I do not know how to feel about this book. I had been waiting so long for it. Felt so sure that I would love it the most, as I so adore Courtney and have enjoyed all of her books so far. Then I started this one. And did not love it right away. And I got scared. And so now I am a little heartbroken to say that I am rating this two stars.
I wanted to love it, so badly. I thought I would find it to be exciting and thrilling and broken like every book by Courtney. But it was not. Instead I found it to be boring, with little happening for ages. There were parts I loved. But there were parts that I hated too. I will be sharing all of my thoughts about this book in this review.
I will begin by saying that the writing was wonderful. I didn't have any issues with that at all. It was sadly this story that made me dislike the book. Sigh. I tried very hard to love it. I wanted to so much. But it was not to be. It is mostly told from the point of view of nineteen year old Lo. She was in a horrific car crash with her parents when she was thirteen, she was the only survivor. She had an older sister, who should have been there for her after the accident. But she left her. She left her for the unity project. For him. Lev Warren. The face of the project, their leader. And so Lo had to grow up mostly on her own, with her aunt that she had never met before. This broke parts of her. Me too. Lo deserved the best, all the love. I was truly angry with her sister, Bea.

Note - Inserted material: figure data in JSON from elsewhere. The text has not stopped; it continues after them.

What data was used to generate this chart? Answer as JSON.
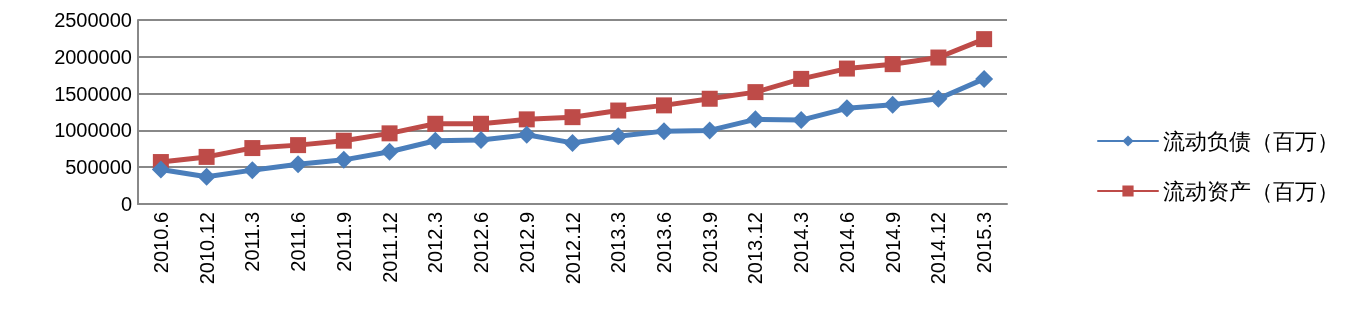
{
  "chart_data": {
    "type": "line",
    "categories": [
      "2010.6",
      "2010.12",
      "2011.3",
      "2011.6",
      "2011.9",
      "2011.12",
      "2012.3",
      "2012.6",
      "2012.9",
      "2012.12",
      "2013.3",
      "2013.6",
      "2013.9",
      "2013.12",
      "2014.3",
      "2014.6",
      "2014.9",
      "2014.12",
      "2015.3"
    ],
    "series": [
      {
        "name": "流动负债（百万）",
        "color": "#4a7ebb",
        "marker": "diamond",
        "values": [
          470000,
          370000,
          460000,
          540000,
          600000,
          710000,
          860000,
          870000,
          940000,
          830000,
          920000,
          990000,
          1000000,
          1150000,
          1140000,
          1300000,
          1350000,
          1430000,
          1700000
        ]
      },
      {
        "name": "流动资产（百万）",
        "color": "#be4b48",
        "marker": "square",
        "values": [
          570000,
          640000,
          760000,
          800000,
          860000,
          960000,
          1090000,
          1090000,
          1150000,
          1180000,
          1270000,
          1340000,
          1430000,
          1520000,
          1700000,
          1840000,
          1900000,
          1990000,
          2240000
        ]
      }
    ],
    "ylim": [
      0,
      2500000
    ],
    "yticks": [
      0,
      500000,
      1000000,
      1500000,
      2000000,
      2500000
    ],
    "grid": "y",
    "legend": "right"
  }
}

Because after she left her, she never once tried to contact her again, during all of those years. Now Lo works at a small magazine place, trying to work her way up to become a writer. For years she has tried to see her sister at the unity project. For years she has been turned away, without once seeing her. Now she finally has a real chance of being able to find out what is wrong with this place. This cult, which they deny being. Something is wrong there. She wants to prove it. To get her sister back from them. Home to her.
But things do not go as she wants. And there is just much going on in this book. And yet not much at all. It moved slowly. With little actually happening. The whole book is about getting to know Lo. Whom I did adore, until a choice she made near the end of the book. Ugh. And then we got a few small chapters from Bea, during the years before. I liked getting to know her a whole bunch. Except for how very brainwashed she seemed to be. It bothered me. I'm not a God person. I'm not a cult person. Very much not so. Oops.
And yet I wanted to love this book. Thought it would be more mystery, more murder, more excitement. But there wasn't. And I was left disappointed. It was too much about life at this place. With Lo searching it, getting to read about Bea being there. It was simply too much not for me, to be honest. It was too much about the boring parts, too little about the murder parts. I loved the emotional scenes. I did love getting to know Lo. But I did not love Lev and his place in all of this. I found him disgusting, at every part. Shudders.
This part will be spoilery. But I cannot not mention it. It is the one thing I hated about this book and I sadly will not be forgiving it for that. The main girl is nineteen years old. And the leader of this cult is twice her age. He was thirty-eight years old. And she starts a relationship with him near the end of the book, sexual and emotional. And it bothers me. So very much. He was way too old. It was not right. And I just cannot see past this. It would have been better, had he been five years older. But he was not. I just hated it so.
I suppose this was included to make us see how wrong that he was as a person, how he got everyone believing in him and his project. But to me it was simply wrong. Because he was so old. And she was so young. And he was using her from the very beginning. I understand why she was so vulnerable. And my heart was aching for her. But my gosh. This should not have happened in the book. At all. And is why I'm giving it two stars, and not three. It might just be a me thing. But yeah. It was not at all for me. That's that.
Still. Even though The Project was not everything that I had hoped it would be, I am still glad that I read it. And I am still glad that I am about to own three copies of it to collect. Oops. Regular hardcover, special edition, and the advance reader's copy edition too. Sigh. I just adore Courtney too much. And I love this cover. And I cannot wait to read what she writes next. But sadly, this book was not for me. But I do think that others would love it, and I must know what you all think of it. I wish that I could have loved this more.